Ambition without structure leads to volatility. Structure without ambition leads to stagnation. Sustainable performance requires both. That balance is what positions Operations as a strategic partner in leadership - not a transactional service.
Carrying the Lesson Forward
As I transition to UNDP Angola as Head of Finance, these lessons remain central. Each context brings its own complexity. The underlying principles are consistent: strong institutions are built through intentional discipline, transparent decision-making, and sustained investment in operational foundations.

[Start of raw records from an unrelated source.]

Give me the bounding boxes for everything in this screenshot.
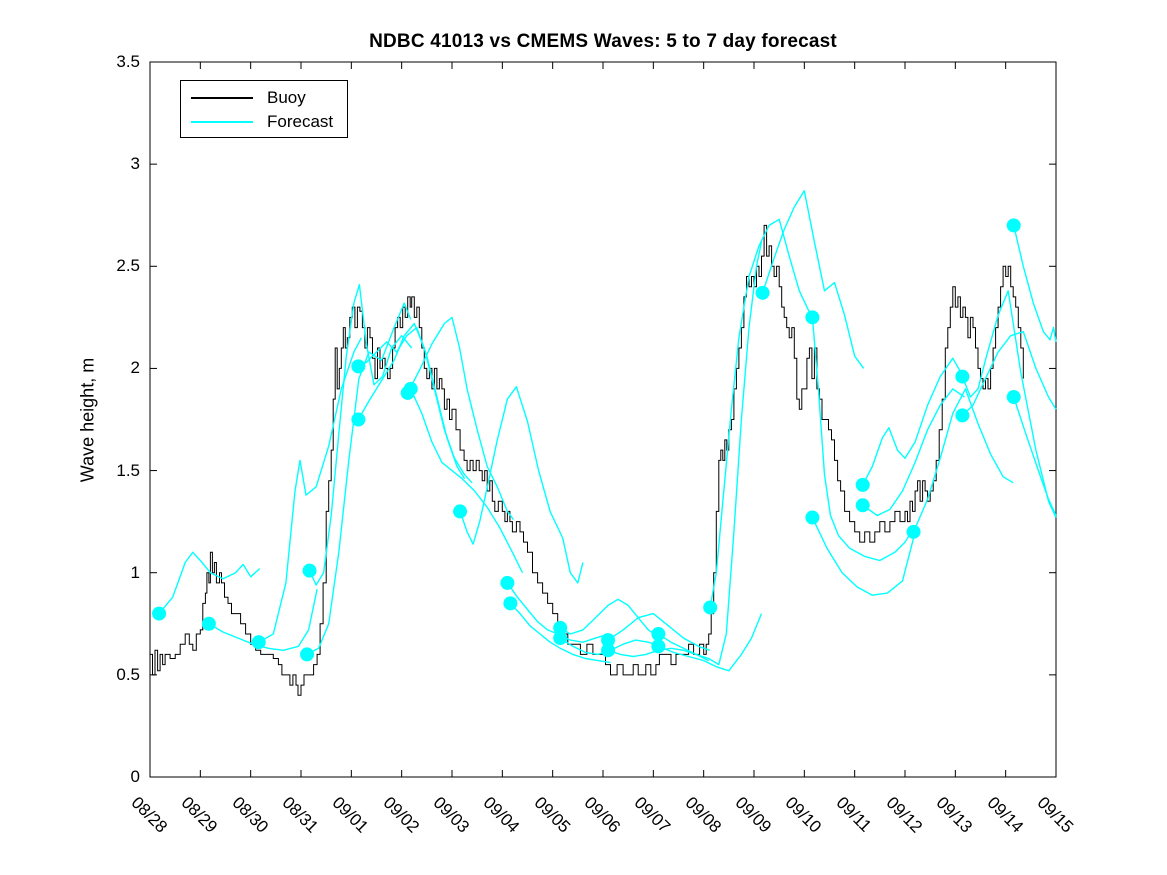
forecast-segment <box>509 602 611 664</box>
forecast-start-marker <box>351 412 366 427</box>
forecast-start-marker <box>955 369 970 384</box>
forecast-start-marker <box>251 635 266 650</box>
forecast-start-marker <box>503 596 518 611</box>
forecast-segment <box>961 290 1057 518</box>
forecast-segment <box>306 302 412 656</box>
y-tick-label: 2.5 <box>116 256 140 276</box>
forecast-line-sample <box>191 121 253 123</box>
forecast-segment <box>308 284 413 586</box>
chart-title: NDBC 41013 vs CMEMS Waves: 5 to 7 day fo… <box>369 31 837 52</box>
y-tick-label: 2 <box>130 358 140 378</box>
forecast-start-marker <box>855 477 870 492</box>
forecast-segment <box>1013 396 1057 516</box>
forecast-start-marker <box>453 504 468 519</box>
legend-label-buoy: Buoy <box>267 88 306 107</box>
forecast-segment <box>862 357 966 486</box>
forecast-segment <box>559 598 662 639</box>
forecast-segment <box>407 316 514 521</box>
forecast-start-marker <box>601 633 616 648</box>
forecast-start-marker <box>351 359 366 374</box>
forecast-segment <box>709 218 812 608</box>
forecast-segment <box>811 517 915 596</box>
forecast-start-marker <box>152 606 167 621</box>
buoy-line-sample <box>191 97 253 99</box>
y-tick-label: 3 <box>130 154 140 174</box>
axis-box <box>149 61 1057 778</box>
forecast-start-marker <box>300 647 315 662</box>
forecast-start-marker <box>805 310 820 325</box>
y-tick-label: 1 <box>130 562 140 582</box>
forecast-segment <box>658 613 763 672</box>
forecast-start-marker <box>1006 218 1021 233</box>
forecast-segment <box>811 317 915 562</box>
forecast-segment <box>357 322 473 484</box>
forecast-start-marker <box>302 563 317 578</box>
forecast-segment <box>358 326 466 480</box>
forecast-start-marker <box>855 498 870 513</box>
forecast-start-marker <box>651 627 666 641</box>
buoy-line <box>150 224 1024 696</box>
legend-label-forecast: Forecast <box>267 112 334 131</box>
legend-item-forecast: Forecast <box>181 110 333 134</box>
forecast-start-marker <box>601 643 616 658</box>
forecast-segment <box>208 588 318 651</box>
forecast-segment <box>410 388 524 574</box>
forecast-start-marker <box>805 510 820 525</box>
forecast-segment <box>658 241 763 666</box>
forecast-start-marker <box>201 616 216 631</box>
forecast-segment <box>1013 225 1057 343</box>
forecast-segment <box>761 189 865 369</box>
y-tick-label: 0 <box>130 767 140 786</box>
forecast-segment <box>258 337 363 643</box>
forecast-segment <box>459 386 584 584</box>
y-tick-label: 0.5 <box>116 664 140 684</box>
forecast-start-marker <box>755 285 770 300</box>
forecast-segment <box>506 582 610 643</box>
forecast-segment <box>607 612 710 651</box>
forecast-segment <box>961 331 1057 416</box>
y-tick-label: 3.5 <box>116 52 140 71</box>
forecast-start-marker <box>703 600 718 615</box>
forecast-segment <box>912 388 1014 533</box>
y-tick-label: 1.5 <box>116 460 140 480</box>
legend-item-buoy: Buoy <box>181 86 306 110</box>
forecast-start-marker <box>403 381 418 396</box>
forecast-start-marker <box>553 620 568 635</box>
forecast-start-marker <box>651 639 666 654</box>
forecast-segment <box>158 551 261 615</box>
forecast-start-marker <box>553 631 568 646</box>
forecast-segment <box>862 388 965 517</box>
legend: Buoy Forecast <box>180 80 348 138</box>
forecast-start-marker <box>906 524 921 539</box>
forecast-start-marker <box>1006 390 1021 405</box>
forecast-start-marker <box>500 575 515 590</box>
forecast-start-marker <box>955 408 970 423</box>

The work of Operations is rarely the most visible. It is rarely the most celebrated. But it is the work that determines whether delivery is temporary or enduring.
Strong institutions are not defined by how efficiently they operate in stable moments. They are defined by how well they hold under pressure.
Operations plays a central role in that test - not as a back office, but as the function that ensures ambition is sustainable, decisions are grounded, and integrity is maintained.
“Operations does not exist to avoid blocking delivery. It exists to make sustainable delivery possible.”
That is the standard I carry forward.
Linda Mafa
Head of Finance, UNDP Angola. Linda previously served as Head of Operations at the UNDP South Africa Country Office, where she led operational strengthening across financial management, governance, audit readiness, and institutional resilience.